The amount of available time was very limited and there was no budget to pay for external tools. But a host with pre installed and running Docker was at hand, which offered some free resources.
Getting the data
After running wordpress inside a docker container on that host, I installed the processing plugins. There were no surprises and everything went smooth.
After reading and understanding the documentation of the plugins, a bit trial and error I figured out the correct configuration.
The correct results were visible inside WordPress *yay*. Little did I know that this was to shortest and easiest part …
After the data processing setup I did the first try to extract the data. Searching on Google I found WPGraphQL which allows you to use regular GraphQL Queries to retrieve data from WordPress.
Could it be so easy?

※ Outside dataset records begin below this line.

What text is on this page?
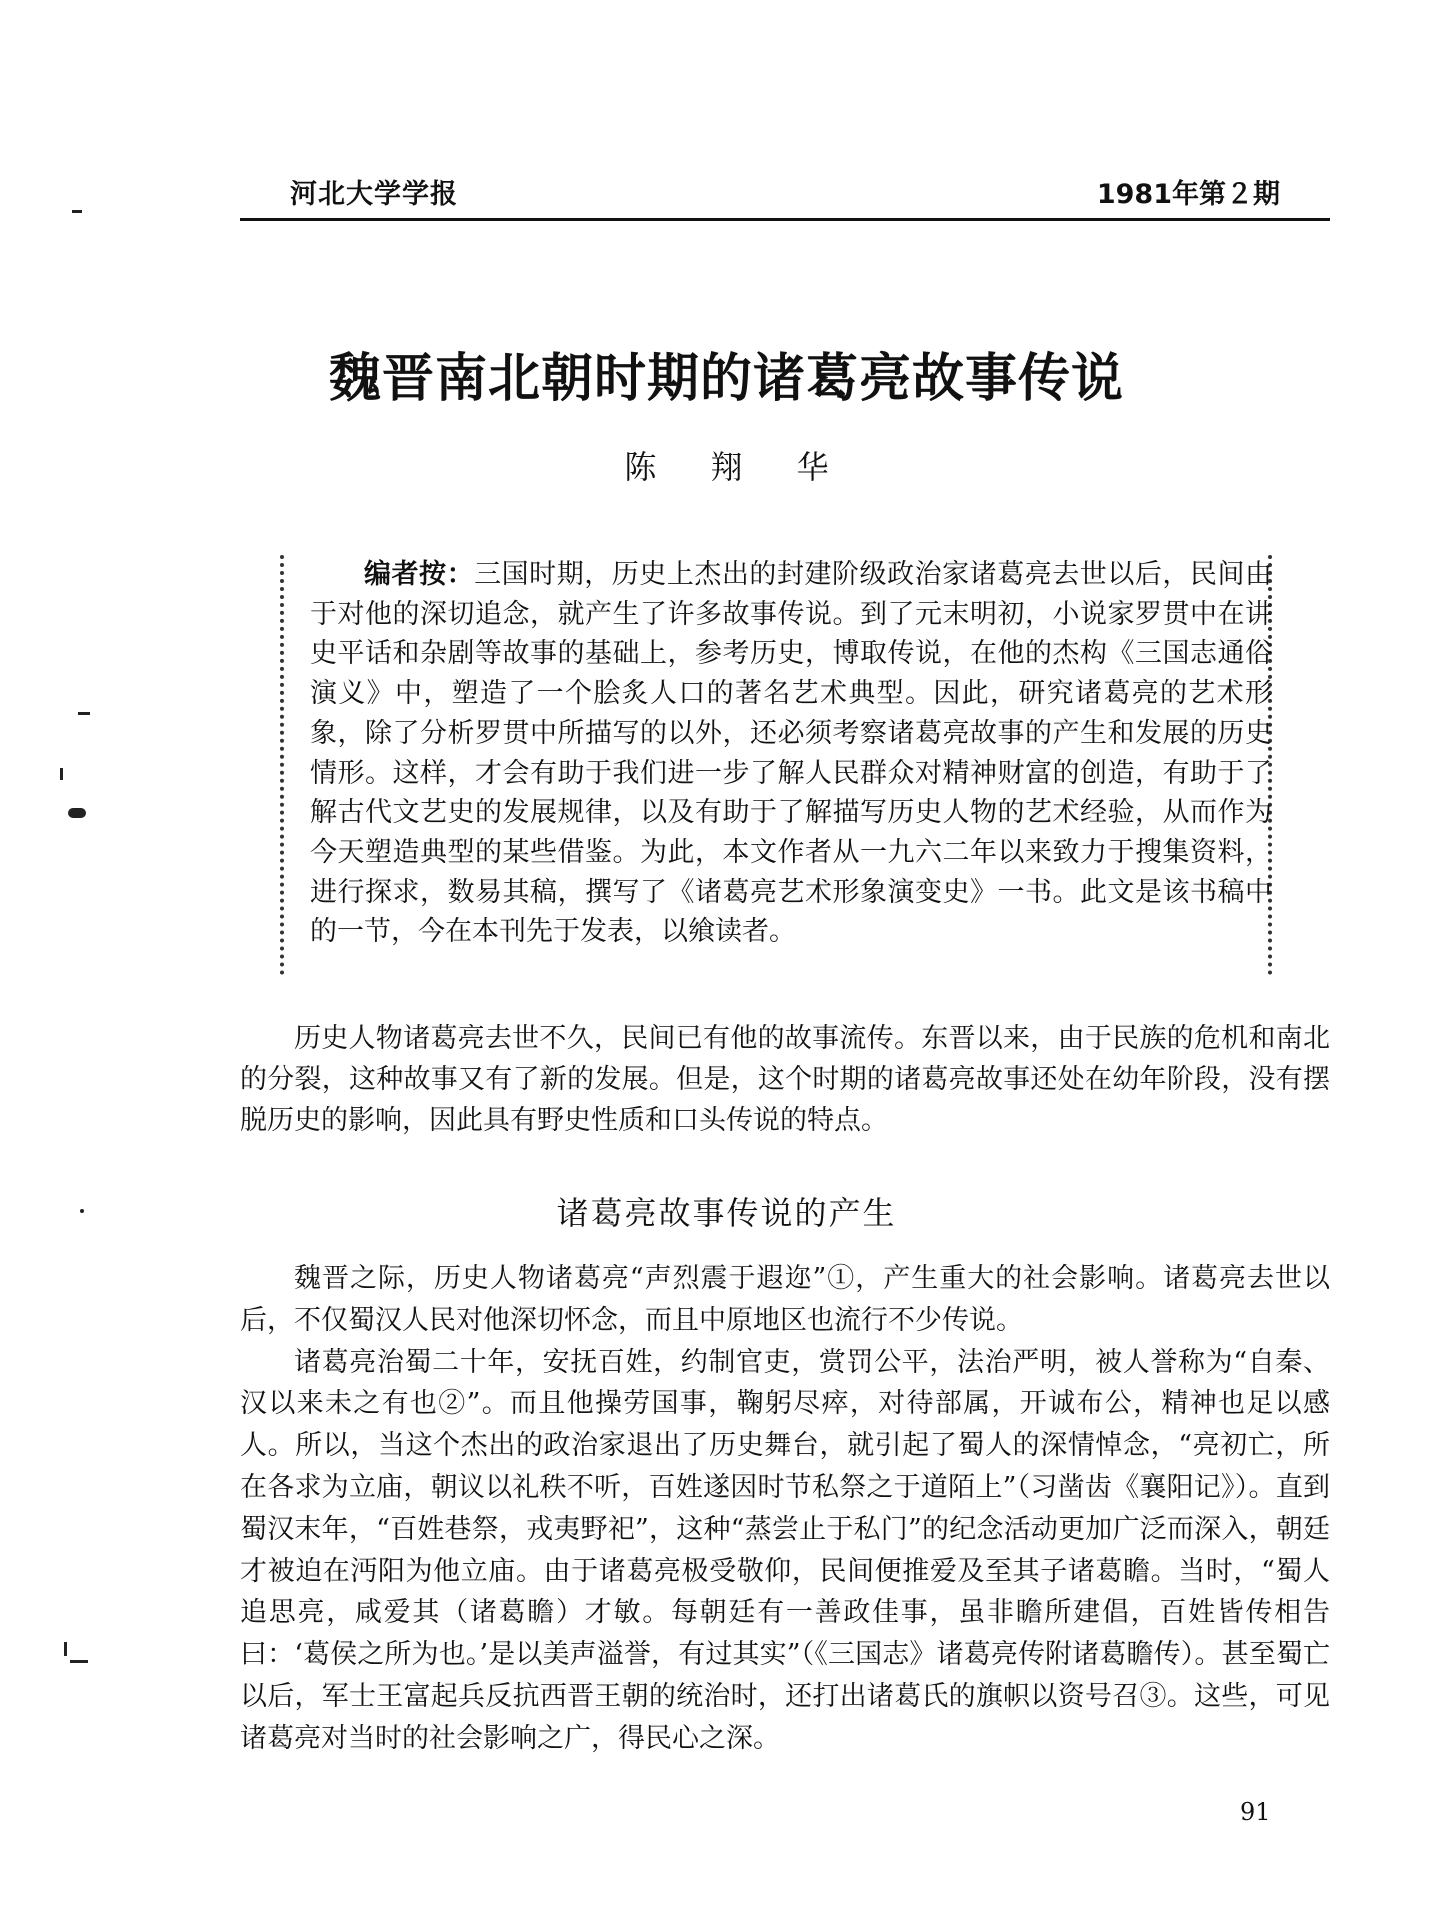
河北大学学报	1981年第２期
魏晋南北朝时期的诸葛亮故事传说
陈 翔 华
编者按：三国时期，历史上杰出的封建阶级政治家诸葛亮去世以后，民间由于对他的深切追念，就产生了许多故事传说。到了元末明初，小说家罗贯中在讲史平话和杂剧等故事的基础上，参考历史，博取传说，在他的杰构《三国志通俗演义》中，塑造了一个脍炙人口的著名艺术典型。因此，研究诸葛亮的艺术形象，除了分析罗贯中所描写的以外，还必须考察诸葛亮故事的产生和发展的历史情形。这样，才会有助于我们进一步了解人民群众对精神财富的创造，有助于了解古代文艺史的发展规律，以及有助于了解描写历史人物的艺术经验，从而作为今天塑造典型的某些借鉴。为此，本文作者从一九六二年以来致力于搜集资料，进行探求，数易其稿，撰写了《诸葛亮艺术形象演变史》一书。此文是该书稿中的一节，今在本刊先于发表，以飨读者。
历史人物诸葛亮去世不久，民间已有他的故事流传。东晋以来，由于民族的危机和南北的分裂，这种故事又有了新的发展。但是，这个时期的诸葛亮故事还处在幼年阶段，没有摆脱历史的影响，因此具有野史性质和口头传说的特点。
诸葛亮故事传说的产生

魏晋之际，历史人物诸葛亮“声烈震于遐迩”①，产生重大的社会影响。诸葛亮去世以后，不仅蜀汉人民对他深切怀念，而且中原地区也流行不少传说。

诸葛亮治蜀二十年，安抚百姓，约制官吏，赏罚公平，法治严明，被人誉称为“自秦、汉以来未之有也②”。而且他操劳国事，鞠躬尽瘁，对待部属，开诚布公，精神也足以感人。所以，当这个杰出的政治家退出了历史舞台，就引起了蜀人的深情悼念，“亮初亡，所在各求为立庙，朝议以礼秩不听，百姓遂因时节私祭之于道陌上”（习凿齿《襄阳记》）。直到蜀汉末年，“百姓巷祭，戎夷野祀”，这种“蒸尝止于私门”的纪念活动更加广泛而深入，朝廷才被迫在沔阳为他立庙。由于诸葛亮极受敬仰，民间便推爱及至其子诸葛瞻。当时，“蜀人追思亮，咸爱其（诸葛瞻）才敏。每朝廷有一善政佳事，虽非瞻所建倡，百姓皆传相告曰：‘葛侯之所为也。’是以美声溢誉，有过其实”（《三国志》诸葛亮传附诸葛瞻传）。甚至蜀亡以后，军士王富起兵反抗西晋王朝的统治时，还打出诸葛氏的旗帜以资号召③。这些，可见诸葛亮对当时的社会影响之广，得民心之深。

91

Install WordPress, add the plugin for GraphQL and query the data from the main project?
Turns out, it´s not that simple. The plugin for data processing creates custom post types, which are not available via the GraphQL Query.
Researching how to add custom queries I found that you need to create a plugin, which will only be an extension for WPGraphQL.
After finding that out I copied and pasted together an extension, which does the trick. Finally I can query my data *yay*.
Added the new query to the main system and boom, it´s loading.
Sadly querying it shows that it is only 3/4 of the story. I receive the new field, but the wrong post type.
So I learned how to expose a custom post type too. After I finally got it right, I´m querying the new Post type.
But 2 minutes later I get an error, a timeout :(.
As timeouts are a no-go this isn´t a feasible option anymore. It might be that the internet connection to my local machine is temporarily too bad and it would normally pan out as it would be a connection between two data centers.
But I can´t rely on that. Also it feels weird that I have to do a pull approach, using up resources if there was a change or not.
Therefore I decided to change my approach and research how a push can be done from within WordPress.